For Dutch, a flowering inferno

Sun Journal

Tulips: In the 17th century, speculators drove up the price of the exotic bulb. And as with all market manias, including stock day-traders, the bubble eventually burst.

April 11, 1999|By William Patalon III | William Patalon III,SUN STAFF

In the 1600s, the Dutch literally speculated themselves into economic ruin over -- please don't laugh -- tulips.

Tulip Mania wasn't the first speculative bubble the world had seen, nor would it be the last. But the flowering inferno was the first capitalist frenzy to be well-chronicled. To this day, the great tulip bubble is invoked by financial gloom-and-doomers whenever euphoric speculators seeking endless riches embrace the belief that their investments can only rise in value -- and never fall.

In the Netherlands, what began as an ostentatious hobby of the wealthy evolved into a speculative mania in which even the masses saw tulip bulbs as their road to wealth.

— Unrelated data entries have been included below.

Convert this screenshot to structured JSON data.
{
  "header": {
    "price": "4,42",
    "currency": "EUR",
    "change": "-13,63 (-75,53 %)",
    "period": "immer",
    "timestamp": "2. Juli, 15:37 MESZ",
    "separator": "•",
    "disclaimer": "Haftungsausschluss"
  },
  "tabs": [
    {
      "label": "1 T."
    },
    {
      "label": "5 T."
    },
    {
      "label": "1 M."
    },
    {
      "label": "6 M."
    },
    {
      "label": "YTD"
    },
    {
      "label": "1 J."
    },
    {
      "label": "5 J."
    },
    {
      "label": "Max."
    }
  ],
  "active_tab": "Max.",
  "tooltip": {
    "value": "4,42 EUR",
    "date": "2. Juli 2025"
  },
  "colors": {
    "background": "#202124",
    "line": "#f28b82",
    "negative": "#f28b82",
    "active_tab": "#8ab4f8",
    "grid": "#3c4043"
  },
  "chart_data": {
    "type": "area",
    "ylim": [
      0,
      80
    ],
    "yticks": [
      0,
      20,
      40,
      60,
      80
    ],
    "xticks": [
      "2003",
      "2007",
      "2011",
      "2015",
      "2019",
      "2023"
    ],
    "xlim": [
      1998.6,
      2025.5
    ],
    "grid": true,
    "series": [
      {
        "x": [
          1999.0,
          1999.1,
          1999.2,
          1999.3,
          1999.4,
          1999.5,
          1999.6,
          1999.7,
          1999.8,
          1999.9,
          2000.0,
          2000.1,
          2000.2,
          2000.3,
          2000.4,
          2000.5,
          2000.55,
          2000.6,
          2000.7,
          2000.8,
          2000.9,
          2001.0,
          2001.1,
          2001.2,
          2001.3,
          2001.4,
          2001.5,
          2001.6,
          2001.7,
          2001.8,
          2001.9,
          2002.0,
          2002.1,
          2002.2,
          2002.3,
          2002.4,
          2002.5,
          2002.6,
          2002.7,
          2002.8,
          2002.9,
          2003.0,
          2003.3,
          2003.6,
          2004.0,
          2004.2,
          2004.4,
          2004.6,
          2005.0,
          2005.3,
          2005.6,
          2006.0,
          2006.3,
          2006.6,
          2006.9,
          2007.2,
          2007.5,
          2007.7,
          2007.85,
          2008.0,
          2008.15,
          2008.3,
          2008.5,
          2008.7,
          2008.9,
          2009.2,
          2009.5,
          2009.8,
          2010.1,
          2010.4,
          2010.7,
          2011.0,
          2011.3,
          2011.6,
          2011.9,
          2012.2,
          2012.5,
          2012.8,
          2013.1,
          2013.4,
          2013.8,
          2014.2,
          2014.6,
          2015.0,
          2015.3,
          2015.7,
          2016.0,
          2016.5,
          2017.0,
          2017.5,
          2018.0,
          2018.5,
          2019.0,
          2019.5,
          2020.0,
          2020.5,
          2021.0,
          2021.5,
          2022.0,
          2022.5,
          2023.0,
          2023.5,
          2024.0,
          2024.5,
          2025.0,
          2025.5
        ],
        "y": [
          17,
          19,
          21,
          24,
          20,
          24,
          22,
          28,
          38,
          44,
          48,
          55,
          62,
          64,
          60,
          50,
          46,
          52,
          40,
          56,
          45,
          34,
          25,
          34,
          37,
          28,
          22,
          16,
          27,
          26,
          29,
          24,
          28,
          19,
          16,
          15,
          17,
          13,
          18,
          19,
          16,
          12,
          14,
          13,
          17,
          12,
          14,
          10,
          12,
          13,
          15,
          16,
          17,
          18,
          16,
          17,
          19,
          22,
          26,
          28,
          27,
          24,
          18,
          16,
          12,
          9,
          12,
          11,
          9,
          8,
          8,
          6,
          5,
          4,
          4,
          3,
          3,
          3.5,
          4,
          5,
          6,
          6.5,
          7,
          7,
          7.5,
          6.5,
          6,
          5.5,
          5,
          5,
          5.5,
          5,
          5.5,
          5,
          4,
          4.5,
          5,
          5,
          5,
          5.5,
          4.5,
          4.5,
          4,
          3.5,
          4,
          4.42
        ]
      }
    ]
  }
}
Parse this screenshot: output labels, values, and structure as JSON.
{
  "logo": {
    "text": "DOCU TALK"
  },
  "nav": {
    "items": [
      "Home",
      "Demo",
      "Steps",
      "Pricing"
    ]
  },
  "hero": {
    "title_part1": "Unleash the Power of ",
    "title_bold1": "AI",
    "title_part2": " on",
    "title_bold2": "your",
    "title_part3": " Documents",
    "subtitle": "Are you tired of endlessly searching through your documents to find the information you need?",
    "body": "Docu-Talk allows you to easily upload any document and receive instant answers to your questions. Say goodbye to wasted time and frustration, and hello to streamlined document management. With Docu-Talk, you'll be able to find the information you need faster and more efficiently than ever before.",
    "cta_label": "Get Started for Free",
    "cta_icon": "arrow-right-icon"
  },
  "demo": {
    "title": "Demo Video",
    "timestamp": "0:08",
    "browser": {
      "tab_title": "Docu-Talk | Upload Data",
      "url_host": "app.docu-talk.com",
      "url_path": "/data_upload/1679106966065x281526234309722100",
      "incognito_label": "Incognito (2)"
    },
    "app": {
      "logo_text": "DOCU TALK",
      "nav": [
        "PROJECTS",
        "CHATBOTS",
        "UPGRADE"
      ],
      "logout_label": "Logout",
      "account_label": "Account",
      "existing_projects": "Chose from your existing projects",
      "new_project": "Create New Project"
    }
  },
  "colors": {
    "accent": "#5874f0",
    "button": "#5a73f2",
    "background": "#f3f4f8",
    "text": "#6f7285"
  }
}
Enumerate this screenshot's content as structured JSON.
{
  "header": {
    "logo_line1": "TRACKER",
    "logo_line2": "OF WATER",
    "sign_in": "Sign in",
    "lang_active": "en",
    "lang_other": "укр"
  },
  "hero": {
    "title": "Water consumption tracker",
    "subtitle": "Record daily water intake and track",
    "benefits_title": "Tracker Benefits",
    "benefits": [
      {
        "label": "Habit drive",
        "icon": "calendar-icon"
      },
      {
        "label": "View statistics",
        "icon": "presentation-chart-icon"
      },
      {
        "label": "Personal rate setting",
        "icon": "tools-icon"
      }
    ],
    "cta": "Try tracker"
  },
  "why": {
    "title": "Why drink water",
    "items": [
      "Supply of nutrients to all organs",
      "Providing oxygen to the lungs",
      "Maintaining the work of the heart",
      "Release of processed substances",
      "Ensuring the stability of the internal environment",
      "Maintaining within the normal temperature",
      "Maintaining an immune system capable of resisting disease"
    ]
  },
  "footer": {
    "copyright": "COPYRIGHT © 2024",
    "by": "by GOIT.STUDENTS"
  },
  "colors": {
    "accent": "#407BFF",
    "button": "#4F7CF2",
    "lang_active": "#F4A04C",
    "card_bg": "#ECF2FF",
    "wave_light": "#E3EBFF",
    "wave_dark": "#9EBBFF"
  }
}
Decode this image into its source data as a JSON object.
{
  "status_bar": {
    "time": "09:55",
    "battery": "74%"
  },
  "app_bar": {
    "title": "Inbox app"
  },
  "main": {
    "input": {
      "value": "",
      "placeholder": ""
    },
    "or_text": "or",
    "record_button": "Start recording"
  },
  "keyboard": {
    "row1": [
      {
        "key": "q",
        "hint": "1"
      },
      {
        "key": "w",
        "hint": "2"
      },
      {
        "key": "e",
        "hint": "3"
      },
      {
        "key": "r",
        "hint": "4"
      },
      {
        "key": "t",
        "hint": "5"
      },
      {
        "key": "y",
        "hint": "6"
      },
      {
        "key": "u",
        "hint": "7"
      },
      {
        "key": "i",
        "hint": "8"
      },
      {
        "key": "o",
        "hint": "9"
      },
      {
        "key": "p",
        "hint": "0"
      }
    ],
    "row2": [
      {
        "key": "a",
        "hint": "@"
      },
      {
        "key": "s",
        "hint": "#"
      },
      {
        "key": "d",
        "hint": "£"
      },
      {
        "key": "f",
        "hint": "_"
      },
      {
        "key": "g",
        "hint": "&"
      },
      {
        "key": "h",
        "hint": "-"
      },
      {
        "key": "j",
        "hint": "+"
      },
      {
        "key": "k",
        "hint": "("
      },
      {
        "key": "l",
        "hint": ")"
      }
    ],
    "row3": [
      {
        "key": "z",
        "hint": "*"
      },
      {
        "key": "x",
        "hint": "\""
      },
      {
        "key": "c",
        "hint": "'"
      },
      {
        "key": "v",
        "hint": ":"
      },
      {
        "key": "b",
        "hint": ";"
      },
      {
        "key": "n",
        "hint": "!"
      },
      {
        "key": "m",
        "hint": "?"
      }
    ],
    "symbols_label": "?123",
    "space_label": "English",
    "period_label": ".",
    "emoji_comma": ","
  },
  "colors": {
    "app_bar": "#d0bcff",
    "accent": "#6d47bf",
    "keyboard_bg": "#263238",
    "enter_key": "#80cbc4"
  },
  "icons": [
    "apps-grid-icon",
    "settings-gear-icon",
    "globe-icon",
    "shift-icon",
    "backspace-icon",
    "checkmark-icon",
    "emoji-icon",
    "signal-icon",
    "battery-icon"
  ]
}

The frugal and practical Dutch drained their savings, sold property and businesses and some, like today's stock market day-traders, gave up their jobs and put their every last florin into tulip bulbs.

As the mania ran its course, much of the Dutch economy became reoriented toward tulip speculation. Some even suggested that the country back its money with tulips instead of gold. Dutch economists predicted an ever-rising standard of living.

Alas, when the bulb-bubble burst, the Dutch economy was smashed.

Flaunting wealth

Tulips reached the Netherlands from the Middle East in the 1500s. Holland at the time was a powerful country and a cultural leader. Its fleet was said to account for half the world's shipping, and its artists were developing a tradition that would soon produce Rembrandt.

In so robust an economy, tulips were one way to flaunt wealth. The flowers were pretty and -- even before the mania -- weren't cheap.

But as demand from the rich drove bulb prices higher, the masses wanted in on the action. The flowers went from harmless hobby to financial nightmare.

"In 1634," writes Charles Mac-Kay in his book, "Extraordinary Popular Delusions & the Madness of Crowds," "the rage among the Dutch to possess [tulips] was so great that the ordinary industry of the country was neglected, and the population, even to its lowest dregs, embarked in the tulip trade. As the mania increased, prices augmented, until in the year 1635, many persons were known to invest a fortune of 100,000 florins for the purchase of 40 roots."

That sum would be at least 100 times the annual income of a middle-class Dutch family. By Mac-Kay's reckoning, four fat oxen were worth 480 florins, eight pigs 240 florins, two hogsheads of beer 70 florins and 1,000 pounds of cheese 120 florins.

As demand boomed, it was no longer enough to own just any tulip; mutant forms sporting wild patterns became the rage. Most Dutch had gardens, and cultivators searched for such mutations. "A break," as it was known, was akin to a winning lottery ticket.

New industries sprouted: tulip "analysts," who graded and assigned market values; firms specializing in packing, shipping, storage and insurance. Wall Street-like tulip exchanges were established in Amsterdam and Rotterdam. "Futures" contracts were created -- not unlike the currency, commodity and stock-price derivatives of today -- which allowed traders to speculate on the direction of prices for particular varieties of tulip.

As the frenzy neared its climax, prices were doubling every day, according to Robert Beckman, author of "Crashes: Why They Happen -- What to Do."

The `Greater Fool Theory'

It was casino capitalism: Nobody cared about the actual value of their Admiral Van Der Eyck or Semper Augustus bulbs; speculators were confident that no matter what they paid, someone else would pay more. Economists call the mentality the "Greater Fool Theory."

Because it was a momentum market, speculators devised unscrupulous schemes to keep prices rising. Sometimes they released trained chickens, pigs or dogs into fields to destroy tulip crops. Or they cornered all the examples of a particularly voguish bulb and started a rumor that the field that grew them had been destroyed in one of these raids. When prices jumped, they dumped -- and profited handsomely.

Beckman tells of a cobbler in The Hague who managed to cultivate a black tulip. Traders from another city promptly paid him 1,500 florins for the single bulb. The deal done, the buyer immediately ground it under his heel. He, too, it transpired, had grown a black tulip; destroying the rival bulb tremendously escalated the value of his own.

At the mania's height, a stevedore was jailed on felony theft charges because, thinking it an onion, he had cut up a Semper Augustus bulb to spice a piece of herring for his lunch. At market, the bulb would have fetched 3,000 florins -- enough to feed him and his shipmates for a year.

Tulip mania ended as all speculative bubbles do -- when the supply of "Greater Fools" willing to pay the inflated prices was exhausted.